BG: Exacto. Steve Balmer é director executivo da Microsoft e eu sou o presidente. Continua a ser um emprego a tempo inteiro para mim. Mas posso concentrar-me na estratégia de produto, ele tem a responsabilidade geral sobre todas as grandes decisões.

 

JS: Ele é seu amigo da Universidade de Harvard...

 

BG: Exacto. Conhecemo-nos quando éramos estudantes.  Somos grandes amigos.

 

JS: Para terminar, Mr. Gates, consegue ter uma vida normal? Passa a vida a viajar pelo mundo, em reuniões, conferências...

 

BG: Há muitas coisas na minha vida que são perfeitamente normais. Sou bom a lavar pratos, a cozinhar. Não corto a relva, não faço certas coisas. Quando estou com os miúdos, em família, é muito normal.

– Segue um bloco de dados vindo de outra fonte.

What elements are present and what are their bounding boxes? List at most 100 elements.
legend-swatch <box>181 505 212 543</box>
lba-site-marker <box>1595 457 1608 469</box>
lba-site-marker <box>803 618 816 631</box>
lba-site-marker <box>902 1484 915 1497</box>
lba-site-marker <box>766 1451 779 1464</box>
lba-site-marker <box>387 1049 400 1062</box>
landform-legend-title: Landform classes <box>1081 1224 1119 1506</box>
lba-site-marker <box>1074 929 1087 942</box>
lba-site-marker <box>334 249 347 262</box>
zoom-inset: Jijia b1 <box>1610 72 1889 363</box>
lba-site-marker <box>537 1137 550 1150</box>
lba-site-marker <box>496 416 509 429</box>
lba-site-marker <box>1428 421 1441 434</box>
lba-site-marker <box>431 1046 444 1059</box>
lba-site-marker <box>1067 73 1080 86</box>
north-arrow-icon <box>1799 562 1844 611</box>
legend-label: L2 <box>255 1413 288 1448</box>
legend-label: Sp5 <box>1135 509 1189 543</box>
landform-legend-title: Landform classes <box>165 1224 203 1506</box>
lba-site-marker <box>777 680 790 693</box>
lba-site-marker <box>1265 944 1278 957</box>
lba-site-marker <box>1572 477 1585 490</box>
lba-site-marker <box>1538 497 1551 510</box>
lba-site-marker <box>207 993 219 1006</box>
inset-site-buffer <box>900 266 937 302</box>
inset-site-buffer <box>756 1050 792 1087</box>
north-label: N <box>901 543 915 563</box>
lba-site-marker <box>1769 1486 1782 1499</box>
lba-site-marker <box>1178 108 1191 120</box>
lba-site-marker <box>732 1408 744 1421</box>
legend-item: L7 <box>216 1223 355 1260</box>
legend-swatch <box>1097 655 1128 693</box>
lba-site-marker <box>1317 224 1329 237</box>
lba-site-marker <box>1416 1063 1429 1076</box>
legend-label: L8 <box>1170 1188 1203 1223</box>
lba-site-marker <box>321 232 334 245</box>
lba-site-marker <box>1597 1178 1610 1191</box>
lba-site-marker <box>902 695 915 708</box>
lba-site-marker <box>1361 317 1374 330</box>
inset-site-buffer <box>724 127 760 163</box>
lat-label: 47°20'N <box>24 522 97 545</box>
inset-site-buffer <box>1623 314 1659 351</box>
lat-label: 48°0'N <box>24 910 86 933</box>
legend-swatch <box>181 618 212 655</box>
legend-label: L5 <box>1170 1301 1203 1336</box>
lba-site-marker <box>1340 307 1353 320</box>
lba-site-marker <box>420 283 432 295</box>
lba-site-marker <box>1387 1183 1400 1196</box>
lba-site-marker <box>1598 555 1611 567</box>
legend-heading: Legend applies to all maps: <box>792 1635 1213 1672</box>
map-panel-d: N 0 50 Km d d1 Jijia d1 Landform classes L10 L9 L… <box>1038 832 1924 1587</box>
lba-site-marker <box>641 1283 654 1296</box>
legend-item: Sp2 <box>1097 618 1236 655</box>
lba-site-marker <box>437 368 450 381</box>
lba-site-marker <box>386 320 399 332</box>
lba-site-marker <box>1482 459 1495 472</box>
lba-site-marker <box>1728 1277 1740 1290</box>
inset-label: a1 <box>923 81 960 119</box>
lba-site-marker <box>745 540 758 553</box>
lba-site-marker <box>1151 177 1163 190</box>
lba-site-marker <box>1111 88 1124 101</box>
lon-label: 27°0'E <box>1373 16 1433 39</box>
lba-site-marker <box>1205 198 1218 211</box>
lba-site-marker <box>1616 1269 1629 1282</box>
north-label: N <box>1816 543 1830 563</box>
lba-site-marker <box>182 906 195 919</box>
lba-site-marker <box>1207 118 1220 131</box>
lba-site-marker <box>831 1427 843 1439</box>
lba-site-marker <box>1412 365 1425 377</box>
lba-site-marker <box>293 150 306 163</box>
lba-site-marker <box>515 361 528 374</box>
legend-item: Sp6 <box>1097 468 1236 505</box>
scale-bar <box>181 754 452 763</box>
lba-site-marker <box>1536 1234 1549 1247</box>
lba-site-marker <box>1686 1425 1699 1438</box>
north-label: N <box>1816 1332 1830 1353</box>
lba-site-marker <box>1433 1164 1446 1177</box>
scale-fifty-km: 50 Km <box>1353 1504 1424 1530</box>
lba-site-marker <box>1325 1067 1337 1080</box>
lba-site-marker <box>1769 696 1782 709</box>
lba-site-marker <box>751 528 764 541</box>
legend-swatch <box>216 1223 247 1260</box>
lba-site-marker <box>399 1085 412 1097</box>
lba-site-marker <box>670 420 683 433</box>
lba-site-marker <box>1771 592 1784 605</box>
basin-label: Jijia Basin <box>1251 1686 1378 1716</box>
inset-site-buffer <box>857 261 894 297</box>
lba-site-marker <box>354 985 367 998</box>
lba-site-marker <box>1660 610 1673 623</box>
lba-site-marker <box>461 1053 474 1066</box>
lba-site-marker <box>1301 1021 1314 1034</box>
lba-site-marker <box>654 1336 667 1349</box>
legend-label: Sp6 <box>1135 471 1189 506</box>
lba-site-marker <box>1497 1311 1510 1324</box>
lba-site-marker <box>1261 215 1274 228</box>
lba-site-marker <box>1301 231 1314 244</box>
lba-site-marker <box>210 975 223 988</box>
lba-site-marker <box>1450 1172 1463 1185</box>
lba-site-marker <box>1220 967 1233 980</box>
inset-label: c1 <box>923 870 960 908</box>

Tenho muita sorte em ter... Passo todo o tempo livre que tenho com os meus filhos.

 

JS: Tem três filhos.

 

BG: Exacto.

 

JS: É a terceira vez que vem a Portugal,  a Lisboa.

 

BG: Sim, se não contar quando cá vim como turista.

 

JS: Então não é a terceira vez que vem a Lisboa?

 

BG: Não. Quando era mais novo, vim várias vezes. Mas isso foi antes da Microsoft.

 

JS: Gosta de viajar pelo mundo?

 

BG: Sim, claro.

 

JS: E tem tempo para contactar com as pessoas, visitar os lugares, ou não é possível?

 

BG: Quando estou de férias, claro. Tenho um bom amigo, Rodrigo Costa,  que voltou para Portugal depois de trabalhar na sede da Microsoft. Vamos ter tempo para conversar hoje. É óptimo conhecer pessoas como ele.

 

JS: Mr. Gates, obrigada por me ter dado esta entrevista.